Venerdì sera in centro tra silenzio, insicurezza e locali che chiudono: il racconto, reale, che diventa virale
VITERBO – Un lungo post, diventato virale in poche ore, sta facendo discutere Viterbo. A scriverlo è un cittadino, padre di famiglia, viterbese, che ha scelto di raccontare – in forma di diario – una serata qualunque trascorsa nel centro storico. Un racconto che ha raccolto centinaia di like e commenti, perché in molti vi si sono riconosciuti.
Lui stesso lo chiarisce fin dall’inizio: «Questa non è una lamentela. È una testimonianza». Una testimonianza che prende il via alle 20.30 di un normale venerdì sera.
Il suo obiettivo è semplice: uscire, cenare, fare due passi in centro. La prima difficoltà, scrive, è il parcheggio. Poi la confusione tra deviazioni per lavori in corso e Ztl attiva. «Un cartello comunale mi dice di andare in una direzione, un altro me lo vieta», racconta, spiegando di aver scelto alla fine il parcheggio del Sacrario. Un euro per tutta la notte. «Almeno questo è chiaro».
Da lì inizia il cammino verso il cuore della città. Ed è qui che il tono del racconto cambia. Il padre parla di serrande abbassate, di strade vuote, di un centro che, di venerdì sera, appare «più simile a un museo chiuso che a un luogo vivo». La cena va bene, precisa. C’è chi resiste, chi lavora bene, chi tiene duro. Ma tutto intorno, annota, «c’è il vuoto».

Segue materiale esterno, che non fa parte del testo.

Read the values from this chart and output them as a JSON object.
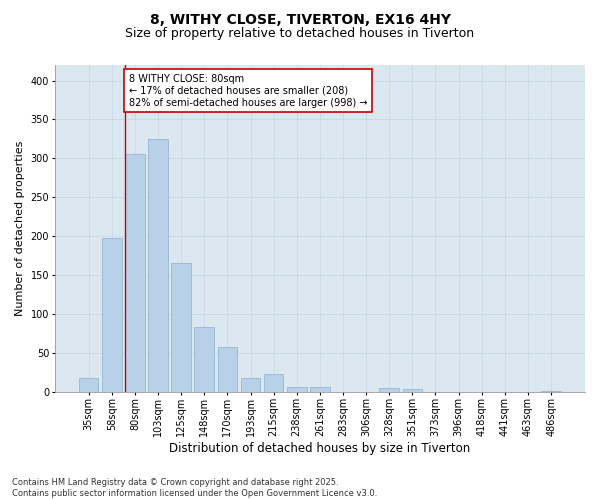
{
  "title": "8, WITHY CLOSE, TIVERTON, EX16 4HY",
  "subtitle": "Size of property relative to detached houses in Tiverton",
  "xlabel": "Distribution of detached houses by size in Tiverton",
  "ylabel": "Number of detached properties",
  "categories": [
    "35sqm",
    "58sqm",
    "80sqm",
    "103sqm",
    "125sqm",
    "148sqm",
    "170sqm",
    "193sqm",
    "215sqm",
    "238sqm",
    "261sqm",
    "283sqm",
    "306sqm",
    "328sqm",
    "351sqm",
    "373sqm",
    "396sqm",
    "418sqm",
    "441sqm",
    "463sqm",
    "486sqm"
  ],
  "values": [
    18,
    198,
    305,
    325,
    165,
    83,
    57,
    18,
    23,
    6,
    6,
    0,
    0,
    4,
    3,
    0,
    0,
    0,
    0,
    0,
    1
  ],
  "bar_color": "#b8d0e8",
  "bar_edge_color": "#8ab0d0",
  "vline_index": 2,
  "annotation_text": "8 WITHY CLOSE: 80sqm\n← 17% of detached houses are smaller (208)\n82% of semi-detached houses are larger (998) →",
  "annotation_box_color": "#ffffff",
  "annotation_box_edge_color": "#cc0000",
  "vline_color": "#cc0000",
  "ylim": [
    0,
    420
  ],
  "yticks": [
    0,
    50,
    100,
    150,
    200,
    250,
    300,
    350,
    400
  ],
  "grid_color": "#c8d8e8",
  "plot_bg_color": "#dce8f0",
  "fig_bg_color": "#ffffff",
  "footer_text": "Contains HM Land Registry data © Crown copyright and database right 2025.\nContains public sector information licensed under the Open Government Licence v3.0.",
  "title_fontsize": 10,
  "subtitle_fontsize": 9,
  "xlabel_fontsize": 8.5,
  "ylabel_fontsize": 8,
  "tick_fontsize": 7,
  "annotation_fontsize": 7,
  "footer_fontsize": 6
}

Dopo cena arriva la domanda inevitabile: «Che facciamo adesso?». La risposta, nel suo racconto, è «un silenzio assordante». Camminando per le vie del centro, dopo l’una di notte, scrive di aver provato per la prima volta paura. Non per un episodio preciso, ma per l’assenza totale di vita e di persone.
La ricerca di alternative porta prima fuori dal centro e poi davanti a una serie di porte chiuse: bowling, pub, locali che stanno già abbassando le serrande. «È venerdì notte – scrive – in qualsiasi altra città la serata starebbe iniziando. Qui sta finendo».
L’unico luogo aperto, racconta, è una sala Bingo. Gestita dallo Stato. Illuminata, attiva, con servizio bar. Un contrasto che nel post viene sottolineato con amarezza: «I locali privati devono chiudere, la sala da gioco resta aperta».
All’uscita, il racconto si fa ancora più teso. L’uomo parla di un incontro con un gruppo dal fare ostile, di un tentativo di provocazione, della scelta di allontanarsi. «Non è codardia – scrive – è sopravvivenza».
Ed è qui che arriva una delle riflessioni più forti del post. L’autore ricorda quando, anni fa, uscendo la sera, si temevano i posti di blocco. «Oggi quella paura è diventata speranza», scrive. Perché quella notte, in centro, «non c’era nessuno. Nessuna pattuglia, nessun controllo, nessuna presenza».
Il rientro al Sacrario, oltre le due di notte, porta con sé l’ultima immagine simbolica: un locale storico trasformato in una sorta di discoteca improvvisata, frequentata quasi esclusivamente da stranieri, mentre il resto del centro è immerso nel silenzio.
Il post si chiude senza rabbia, ma con una rassegnazione che colpisce. L’autore si dice preoccupato per la città, per il futuro, soprattutto per quello dei figli. «In che città cresceranno?», si chiede. E ammette che, quella notte, l’unico posto in cui si è sentito davvero al sicuro è stato casa.
Una testimonianza dura, che non fa sconti a nessuno e che riaccende un dibattito già aperto: quello su un centro storico che rischia di spegnersi tra serrande abbassate, assenza di servizi e mancanza di presidi. Un silenzio che, come scrive l’autore del post, «ormai è diventato assordante».